Local gay group may re-apply to be registered as a society (ChannelNewsAsia/ TCS 5)
9 Jul, 2003
The Prime Minister's recent revelation that the Government now hires gays, even in sensitive positions, has been welcomed by many Singaporeans - both gay and straight.
And even though gay parades are still taboo in Singapore, at least one local gay group is seeking to be registered.
Pictures from Nation '02 - a party primarily for the gay, lesbian, bisexual and transexual community.
Held at Sentosa last August, it attracted 2,500 people.
A similar celebration is scheduled for next month.
Dr Stuart Koe, Chief Operating Officer of Fridae.com, said: "The event that's going to be held next month at Sentosa, called Nation on the 8th of August is really an event that not only welcome gays and lesbians, but really everybody that wants to come celebrate National Day with the rest of Singapore."
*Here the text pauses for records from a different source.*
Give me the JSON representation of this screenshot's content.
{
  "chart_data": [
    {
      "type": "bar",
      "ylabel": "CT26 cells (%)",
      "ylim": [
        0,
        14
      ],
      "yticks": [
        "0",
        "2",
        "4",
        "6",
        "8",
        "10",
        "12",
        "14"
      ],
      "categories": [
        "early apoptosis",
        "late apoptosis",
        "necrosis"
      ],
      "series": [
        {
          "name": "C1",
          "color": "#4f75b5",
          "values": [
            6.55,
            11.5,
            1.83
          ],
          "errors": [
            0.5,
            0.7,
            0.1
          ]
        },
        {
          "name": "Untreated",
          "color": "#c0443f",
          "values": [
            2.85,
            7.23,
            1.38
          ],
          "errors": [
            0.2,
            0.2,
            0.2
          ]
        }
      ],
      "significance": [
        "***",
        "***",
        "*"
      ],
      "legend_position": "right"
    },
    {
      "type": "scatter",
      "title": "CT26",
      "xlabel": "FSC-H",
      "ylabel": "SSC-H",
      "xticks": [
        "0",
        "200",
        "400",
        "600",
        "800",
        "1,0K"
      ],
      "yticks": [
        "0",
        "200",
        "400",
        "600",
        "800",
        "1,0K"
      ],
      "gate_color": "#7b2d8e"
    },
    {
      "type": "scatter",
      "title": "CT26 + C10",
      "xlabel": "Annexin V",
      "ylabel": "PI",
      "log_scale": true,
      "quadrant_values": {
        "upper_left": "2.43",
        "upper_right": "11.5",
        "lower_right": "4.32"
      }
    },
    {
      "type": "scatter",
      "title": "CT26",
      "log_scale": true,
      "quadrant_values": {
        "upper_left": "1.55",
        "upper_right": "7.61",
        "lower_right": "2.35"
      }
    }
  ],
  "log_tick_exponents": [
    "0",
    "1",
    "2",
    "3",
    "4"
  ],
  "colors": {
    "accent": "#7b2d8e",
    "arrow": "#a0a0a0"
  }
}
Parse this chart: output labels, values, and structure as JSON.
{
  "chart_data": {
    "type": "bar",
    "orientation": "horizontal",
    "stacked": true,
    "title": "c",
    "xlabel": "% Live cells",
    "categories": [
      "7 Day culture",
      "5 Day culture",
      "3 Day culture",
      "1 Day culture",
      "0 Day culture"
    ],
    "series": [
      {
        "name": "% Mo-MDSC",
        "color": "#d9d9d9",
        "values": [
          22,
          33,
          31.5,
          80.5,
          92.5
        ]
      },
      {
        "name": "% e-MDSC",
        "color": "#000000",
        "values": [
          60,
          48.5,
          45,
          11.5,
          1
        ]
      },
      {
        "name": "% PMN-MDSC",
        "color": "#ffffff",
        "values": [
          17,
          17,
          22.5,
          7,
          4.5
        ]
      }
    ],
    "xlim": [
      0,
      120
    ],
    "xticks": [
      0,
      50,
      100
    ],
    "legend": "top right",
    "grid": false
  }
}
Mr Benedict Jacob-Thambiah, Executive Director of Action for AIDS, said: "It doesn't matter who you are. We all have a right to good clean fun."
But this year's party has been thrust into the spotlight, after Prime Minister Goh Chok Tong told Time magazine that the government has changed its hiring policy towards gays, adding that "We are born this way, and they are born that way, but they are like you and me."
Dr Koe added: "We as a community really welcome PM Goh's statements. It makes us feel that finally the country where we live in accepts us as part of the community and not outcast."
Brother Michael Broughton, Inter-Religious Organisation, said: "They deserve a right to exercise their responsibilities as citizens.
"I'm sure when our Gays and Lesbians come out in Singapore, we'll find that many of them are the ordinary respectable people that we valued so much before we knew of their sexual orientation.
"And I think their coming out should not make any difference to their contribution to society."
The Prime Minister said the change was done without fanfare, so as not to offend conservative Singaporeans.
And gay parades are still taboo. But now that his remarks have been reported around the world, some local gay groups want a legitimate profile.
A local gay group, calling themselves 'People Like Us' plans to meet at the Substation.
Previous applications to be registered as a society and to hold a forum on gay issues were rejected.
But bolstered by the change in policy, the group wants to resubmit its application to be registered.
However, it is still to be seen how far the change in government policy extends.